I want to talk for a second about passive income. I considered posting this in the tax discrimination thread, but income inequality seems like a better fit. I've still not seen anyone explain to me why income inequality is a problem in and of itself, the problem always ends up being something else (crony capitalism caused by government overreach). But I do want to talk about the income inequality that is created by wealth inequality for a moment.
Money is highly non-linear. It takes an insanely long amount of time to accumulate your first million dollars compared to your second. And the third comes faster still. The reason is because money itself can produce value. You can lend it to someone who is the enabled, via the resources, to create far more wealth. As a result, the lending is valuable in and of itself. The is one of the fundamental ways economies grow. The same is true if the money buys a resource which itself is in demand. For example, if oil is in demand but is expensive to get to, it can be worthwhile to spend money extracting it and sell it for profit. Money can build a house which is in demand to be rented. There are many ways that money does its own literal production. It can be left alone to do almost no producing, but often it is invested in something that yields a profit. In fact, as you accumulate money, it becomes something of a focus to leverage it and generate passive income (ie: your money makes money without your labor).
Wealth inequality therefore leads to income inequality. Because the wealthy can leverage their assets to generate income, and it's not particularly hard for money to produce more than many people can. Consider this, do you produce more than $1M produces? At a reasonable rate of return, say 6%, $1M produces $60,000 per year. If you make less than that, a million dollars can out-earn you. Just about all of us have some level at which money can out-earn us. $10M at that same rate can earn $600,000 per year. Who among us can directly generate that level of production? Maybe a handful of gtplaneteers. I'm not one of them.
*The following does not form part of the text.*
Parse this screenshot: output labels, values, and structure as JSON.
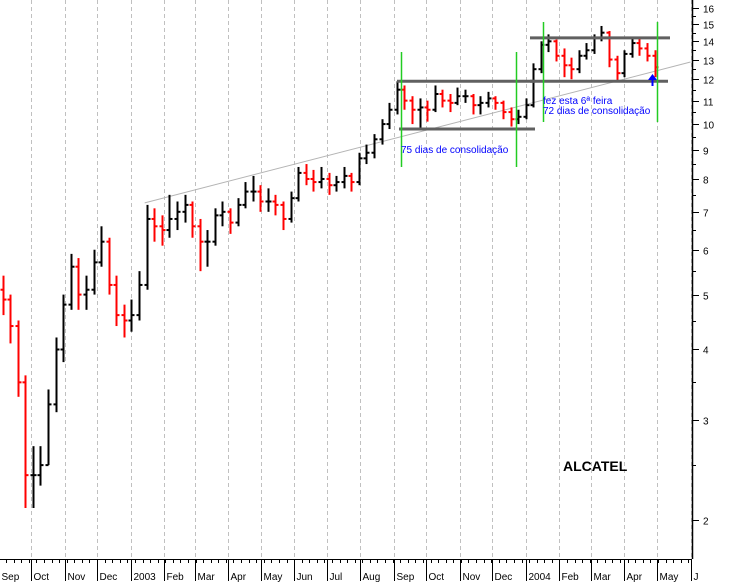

Passive income is fundamentally different from active income in at least one respect. You didn't directly labor to produce it (by definition). Your property essentially performed the labor to produce it, and of course it is your property, and so you own the fruits of the labor of your property. But it is fundamentally a step removed from your labor. It is your property's property, owned by you because of the transitive properties of property rather than the inherent properties of labor. If your money makes money, your labor did not directly generate that wealth, it indirectly generated it. The link is still there, but there is an extra step.
I think it makes sense to recognize this fundamental difference when it comes to taxation. If you labor to produce $3M. And then you stop laboring and live off of the first million at $60k per year and reinvest the rest, in 10 years you have almost $5M. At that point, you could live off of the first $3M at $180k per year and reinvest the rest to the tune of net worth of $7M in another 10 years. Rinse, repeat. After 20 years, you have generated a net wealth of ~$7M, but what did you actually do yourself? Less than half. Your property has generated the majority of your wealth passively.
The tax rate for this type of income is not as directly, viscerally, harmful.
If we're not going to move to a sales tax model, which would be my preference, we could at least move toward a flat tax model for direct income with a separate, higher flat tax model for passive income. At some point for personal wealth, it becomes nearly pointless to try to labor to produce wealth. You simply cannot out earn your money, at least for many people. This results in people shutting down labor, which is not necessarily a good thing. Better to keep the tax rate low for labor and high for passive income. Balance wealth a little more toward labor and a little less toward investment. The result should be more labor by more people, and greater upward mobility and overall production. Investment will likely not slow down significantly either. Sure, the riskiest investments might not be worthwhile anymore, but solid investments are worthwhile even at a lower effective rate. We've seen that a lot over the last decade.